El responsable autonómico mostró su preocupación por los niveles actuales de vacunación, que calificó de insuficientes, y apeló a la responsabilidad colectiva del sector. "Todas las explotaciones deberían vacunar", subrayó. El Gobierno regional defendió en su momento la obligatoriedad de la vacuna en distintos foros técnicos y en la Red de Alerta Sanitaria Veterinaria (Rasve), aunque finalmente la administración central optó por mantener la vacunación con carácter voluntario. Ante ese escenario, la Junta opta por la recomendación activa: "Lo que tenemos que hacer es recomendar y animar a todos los ganaderos a vacunar para proteger nuestra cabaña ganadera", insistió Martín Aparicio.
Despoblación, sostenibilidad y prevención de incendios
Más allá de su peso económico, el presidente de la Diputación puso en valor la dimensión territorial y medioambiental de la ganadería extensiva. Valverde incidió en la importancia del ovino en comarcas como el Valle de Alcudia, Almadén o los Estados del Duque, donde la actividad ganadera constituye el principal motor para mantener la población y generar oportunidades en zonas castigadas por la despoblación.
"La ganadería no solo es economía, también es sostenibilidad, conservación del medio natural, de ecosistemas y prevención de incendios forestales", argumentó Valverde, quien subrayó que se trata de "una actividad imprescindible para el equilibrio territorial y ambiental" de la provincia. Esta función de la ganadería extensiva como cortafuegos natural y agente de mantenimiento del paisaje cobra especial relevancia en un territorio con amplias zonas de monte bajo y dehesa, donde el abandono de la actividad ganadera incrementa el riesgo de grandes incendios forestales.

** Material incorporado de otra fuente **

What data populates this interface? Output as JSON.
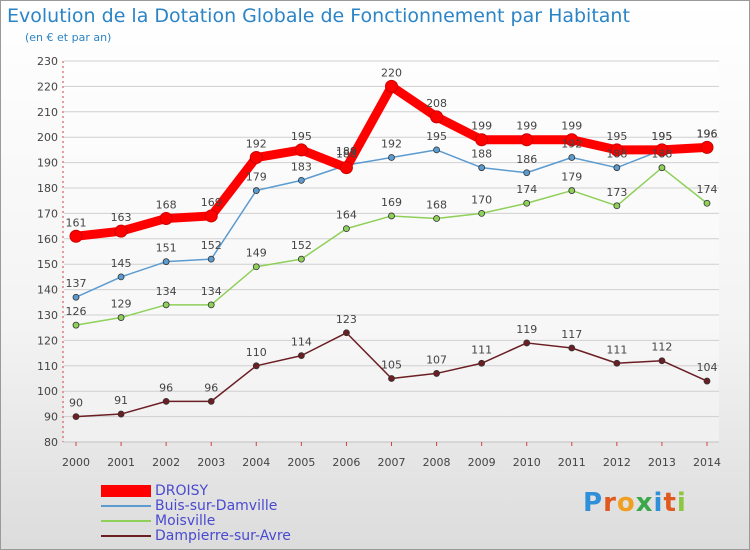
{
  "chart_data": {
    "type": "line",
    "title": "Evolution de la Dotation Globale de Fonctionnement par Habitant",
    "subtitle": "(en € et par an)",
    "categories": [
      "2000",
      "2001",
      "2002",
      "2003",
      "2004",
      "2005",
      "2006",
      "2007",
      "2008",
      "2009",
      "2010",
      "2011",
      "2012",
      "2013",
      "2014"
    ],
    "ylim": [
      80,
      230
    ],
    "yticks": [
      80,
      90,
      100,
      110,
      120,
      130,
      140,
      150,
      160,
      170,
      180,
      190,
      200,
      210,
      220,
      230
    ],
    "grid": true,
    "series": [
      {
        "name": "DROISY",
        "color": "#ff0000",
        "values": [
          161,
          163,
          168,
          169,
          192,
          195,
          188,
          220,
          208,
          199,
          199,
          199,
          195,
          195,
          196
        ]
      },
      {
        "name": "Buis-sur-Damville",
        "color": "#5b9bd0",
        "values": [
          137,
          145,
          151,
          152,
          179,
          183,
          189,
          192,
          195,
          188,
          186,
          192,
          188,
          195,
          196
        ]
      },
      {
        "name": "Moisville",
        "color": "#8ed05a",
        "values": [
          126,
          129,
          134,
          134,
          149,
          152,
          164,
          169,
          168,
          170,
          174,
          179,
          173,
          188,
          174
        ]
      },
      {
        "name": "Dampierre-sur-Avre",
        "color": "#6b1e23",
        "values": [
          90,
          91,
          96,
          96,
          110,
          114,
          123,
          105,
          107,
          111,
          119,
          117,
          111,
          112,
          104
        ]
      }
    ]
  },
  "logo": {
    "text": "Proxiti",
    "letters": [
      "P",
      "r",
      "o",
      "x",
      "i",
      "t",
      "i"
    ],
    "colors": [
      "#2f8fd8",
      "#e05a20",
      "#f0a020",
      "#3aa84a",
      "#2f8fd8",
      "#e05a20",
      "#8dc63f"
    ]
  }
}
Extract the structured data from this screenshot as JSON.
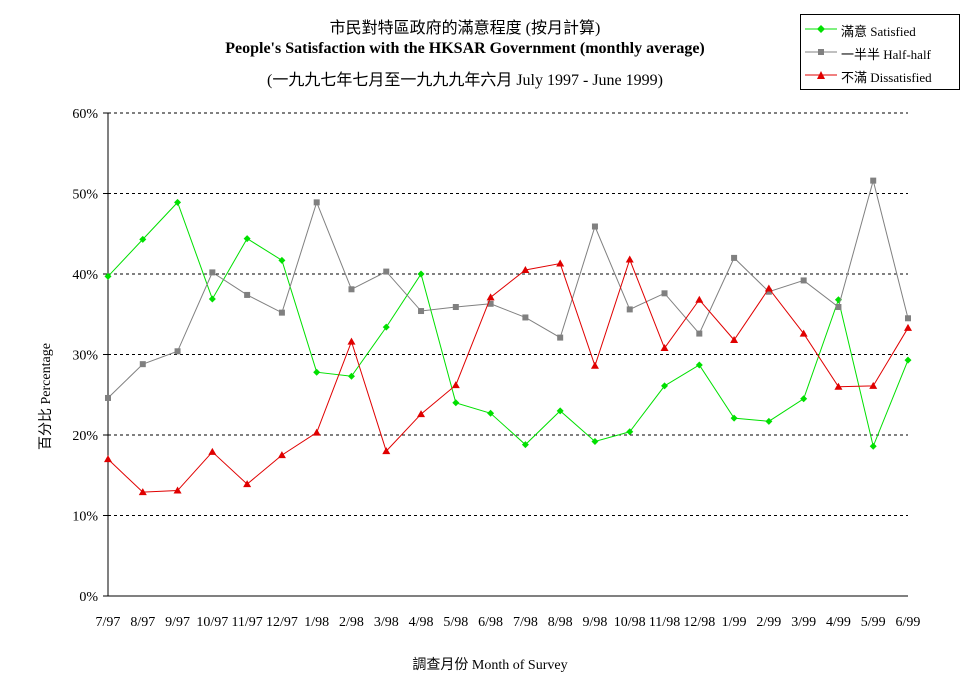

El relevo generacional, asignatura pendiente
Junto a la alerta sanitaria, el relevo generacional emergió como uno de los grandes retos del sector. La incorporación de jóvenes a la actividad ganadera es una de las prioridades declaradas de la política agraria regional, y la Junta ha articulado líneas específicas de apoyo para facilitar el acceso de nuevos ganaderos a explotaciones ovinas. Sin embargo, la tendencia al envejecimiento de los titulares de explotación y las dificultades estructurales para hacer atractiva la actividad —jornadas largas, rentabilidad condicionada por los precios de mercado, elevados costes de producción— siguen representando un obstáculo de fondo que el sector reconoce abiertamente en foros como la Lonja Nacional.
La elección de Ciudad Real como sede de esta edición refuerza el protagonismo de Castilla-La Mancha en el conjunto del sector ovino español, una región que acumula tradición ganadera, masa crítica de explotaciones y una industria agroalimentaria con creciente proyección. La XXIII Lonja Nacional de Ovino cerró así una jornada en la que el diagnóstico compartido apuntó a tres frentes prioritarios: vacunación urgente contra la lengua azul, sostenimiento del tejido ganadero en zonas en riesgo de despoblación y garantía del relevo generacional para asegurar el futuro de una actividad que es, al mismo tiempo, económica, cultural y medioambiental.